As I’ve mentioned, the show at the Pie Factory is a collaboration with another student, so the burden is shared and each of us has a sounding board to work with. In our arrangement, Sarah is dealing with the local press as she lives closer to the venue and I’m dealing with online, design/production of flyers etc. At each stage we ‘ping’ what we’re doing over to the other person for amendment/agreement (the internet makes this quick and effortless). Along side this we are both doing the stuff that relates only to ourselves, such as business cards, personal invites etc.
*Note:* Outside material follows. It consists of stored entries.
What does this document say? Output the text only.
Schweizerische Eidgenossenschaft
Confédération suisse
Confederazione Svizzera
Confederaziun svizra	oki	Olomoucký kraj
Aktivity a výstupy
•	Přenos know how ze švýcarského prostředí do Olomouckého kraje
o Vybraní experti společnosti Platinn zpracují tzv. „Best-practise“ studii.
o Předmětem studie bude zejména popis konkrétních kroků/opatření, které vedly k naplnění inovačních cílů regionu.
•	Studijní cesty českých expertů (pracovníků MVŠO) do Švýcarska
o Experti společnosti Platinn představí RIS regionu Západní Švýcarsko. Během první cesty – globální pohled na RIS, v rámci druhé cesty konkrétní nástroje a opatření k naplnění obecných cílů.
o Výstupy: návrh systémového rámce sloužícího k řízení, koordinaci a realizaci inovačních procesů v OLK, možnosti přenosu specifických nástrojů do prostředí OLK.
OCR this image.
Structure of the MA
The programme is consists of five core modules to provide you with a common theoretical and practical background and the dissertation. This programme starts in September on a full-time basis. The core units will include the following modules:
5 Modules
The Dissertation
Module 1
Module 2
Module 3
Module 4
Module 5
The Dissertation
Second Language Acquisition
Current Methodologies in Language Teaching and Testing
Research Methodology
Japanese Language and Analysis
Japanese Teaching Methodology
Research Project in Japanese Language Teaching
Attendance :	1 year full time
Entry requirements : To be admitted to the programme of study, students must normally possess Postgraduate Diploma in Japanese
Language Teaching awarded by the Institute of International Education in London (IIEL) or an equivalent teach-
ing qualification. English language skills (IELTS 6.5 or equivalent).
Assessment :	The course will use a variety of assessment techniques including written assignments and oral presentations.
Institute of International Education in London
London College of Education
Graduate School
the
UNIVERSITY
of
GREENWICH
For me, there was a learning curve that I had to follow in the preparation of the flyer. The basic layout was done using MS Publisher and then I used the print company’s online tools to proof the design (ensuring that all the space is used and that no text is lost around the edges). My big concern was print quality – it might look great on screen, but I know that doesn’t always translate into print. I wanted the reproduction quality of our images to be as high as possible and the text to be likewise, clear and sharp; I also had to work within the specification constraints laid down by the printer

I researched the various formats, took advice from experts and experimented with printing proofs off on my home quality printer. I had used high resolution images and MS Publisher to lay it out, as I mentioned. Saving the finished document as a jpeg file turns the whole thing into an image (also compressing the file so that detail/quality is lost) which causes distortion of text when the job is scaled (stretched/shrunk) to fit the print template. I found that the solution is to save from Publisher as a pdf, selecting the highest quality option. To prove the effectiveness of this I saved two versions, the first in Publisher as a jpeg then inserted into the proofing tool and saving the result as a pdf, the second straight to pdf in the method set out above. Placed side by side on the screen at 50% there was no obvious difference however magnified to 200% and there was a significant distortion of the text and the image colours were degraded in the version that went through jpeg. At 400% magnification, the different was even more apparent.

The other important questions were gloss or matt surface (I chose gloss) and paper thickness (170grm in this case).

The finished flyers came back the next working day and they look fabulous. The extra work on the format really paid off. Now to get them out there!